Location-based marketing was always going to be about more than the check-in. But will it be about commerce? With Groupon, LivingSocial, Google, eBay and Facebook in the mix—you bet.
Marketers and consumers began 2010 with check-in fever, but by the end of the year, check-in fatigue set in—the inevitable result of too many competing check-in services with too little in the way of consumer rewards.
The fact is, in their headlong rush into uncharted territory, what marketers and some technologists overlooked was that the check-in itself isn't all that compelling for consumers. Sales, deals and discounts that follow you around, however, are compelling. In other words, marketers should be putting more focus—and experimental ad dollars—toward location-based commerce, and less on location-based novelty.
As mobile geolocation services move towards commerce, you can also bet the most successful platforms will be focused on customer loyalty. The deals that keep consumers coming to the party carry their own dangers for marketers, including the risk of getting customers hooked on discounts, but not the brand. Deals juggernaut Groupon has been phenomenally successful at getting people to pay for time-sensitive deals, but merchants have started grumbling that the foot traffic generated by Groupon is here today, gone tomorrow.

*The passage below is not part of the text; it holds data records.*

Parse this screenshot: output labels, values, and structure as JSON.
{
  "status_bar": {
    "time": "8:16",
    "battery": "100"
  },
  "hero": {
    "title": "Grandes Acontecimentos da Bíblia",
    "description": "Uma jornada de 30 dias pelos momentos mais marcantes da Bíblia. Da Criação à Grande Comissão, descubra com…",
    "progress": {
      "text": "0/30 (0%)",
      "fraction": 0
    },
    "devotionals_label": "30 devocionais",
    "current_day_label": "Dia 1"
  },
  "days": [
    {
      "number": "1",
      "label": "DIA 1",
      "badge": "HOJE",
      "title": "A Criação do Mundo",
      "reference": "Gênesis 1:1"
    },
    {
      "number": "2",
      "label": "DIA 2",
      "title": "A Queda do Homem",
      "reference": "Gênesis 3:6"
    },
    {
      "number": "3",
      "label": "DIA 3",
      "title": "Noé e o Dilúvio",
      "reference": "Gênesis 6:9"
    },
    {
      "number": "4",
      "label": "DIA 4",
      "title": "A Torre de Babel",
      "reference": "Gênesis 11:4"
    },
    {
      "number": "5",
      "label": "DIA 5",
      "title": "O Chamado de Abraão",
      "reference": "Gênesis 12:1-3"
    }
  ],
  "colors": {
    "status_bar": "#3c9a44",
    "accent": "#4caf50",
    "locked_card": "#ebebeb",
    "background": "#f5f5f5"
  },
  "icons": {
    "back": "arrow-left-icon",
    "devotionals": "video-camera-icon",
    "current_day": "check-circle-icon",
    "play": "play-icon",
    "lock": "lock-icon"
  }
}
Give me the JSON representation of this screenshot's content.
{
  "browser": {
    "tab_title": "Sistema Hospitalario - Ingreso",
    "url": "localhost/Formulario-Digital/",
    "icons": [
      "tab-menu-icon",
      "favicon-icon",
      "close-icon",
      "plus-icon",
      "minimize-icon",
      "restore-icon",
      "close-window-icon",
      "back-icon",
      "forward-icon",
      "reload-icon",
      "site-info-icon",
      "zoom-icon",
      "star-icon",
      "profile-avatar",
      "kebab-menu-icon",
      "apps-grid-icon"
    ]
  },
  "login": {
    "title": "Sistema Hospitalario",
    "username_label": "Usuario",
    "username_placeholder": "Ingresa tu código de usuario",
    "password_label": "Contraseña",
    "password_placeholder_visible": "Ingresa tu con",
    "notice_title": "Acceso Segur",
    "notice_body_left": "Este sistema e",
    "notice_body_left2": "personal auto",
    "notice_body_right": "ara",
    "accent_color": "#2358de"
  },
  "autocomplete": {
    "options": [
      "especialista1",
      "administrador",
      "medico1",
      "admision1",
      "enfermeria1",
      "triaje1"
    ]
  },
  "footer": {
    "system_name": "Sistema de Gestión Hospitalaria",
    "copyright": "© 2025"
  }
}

But the check-in could provide a useful trigger for loyalty, too, provided that brands have adequate mechanisms in place to follow through with customers. Groupon recently acquired Pelago, the parent company of the community-centered mobile social network Whrrl, whose "societies" have produced repeat business for marketers that have tapped into them. In adding Pelago-Whrrl, Groupon has signaled its intention to balance its considerable customer acquisition abilities with an equal measure of loyalty.
This tie-up makes sense. Ultimately, the check-in represents a new and promising means to achieving a commonly sought end: building a lasting relationship with customers. And clearly Groupon would like to be the platform brands engage to achieve that. Undoubtedly it will cost marketers something, but if Groupon can be as successful at converting one-time deal hunters into repeat buyers as it has been at stimulating foot traffic, the bargain will be well worth it.
Meanwhile, lurking are two tech giants—Facebook and Google—that have entered the mix as deal merchants. Both boast large user bases and an extensive set of features that already have broad appeal. The addition of deals will only serve to reinforce what are already strong platforms, and, for many brand managers, will lend increased credibility—and likely budget approval—to the idea of launching new location-based campaigns.
Of course, there are other ways to use mobile to deliver online customers to brick-and-mortar stores. Witness eBay's acquisition of WHERE. In contrast to Groupon, which functions on more of a push basis, eBay, with its collection of mobile assets (Milo product search engine, WHERE's desktop site, mobile apps and ad network, and PayPal) looks to be moving toward a pull model to drive offline purchases. If properly aligned, eBay's roster of mobile services could help marketers more seamlessly incorporate location into campaigns, enhance the relevancy of their messages and drive shoppers all the way through to purchase and payment.
Regardless of which service or approach marketers prefer, the larger lesson is simple: You need to think beyond the check-in and start focusing on the checkout; otherwise, you risk being left behind.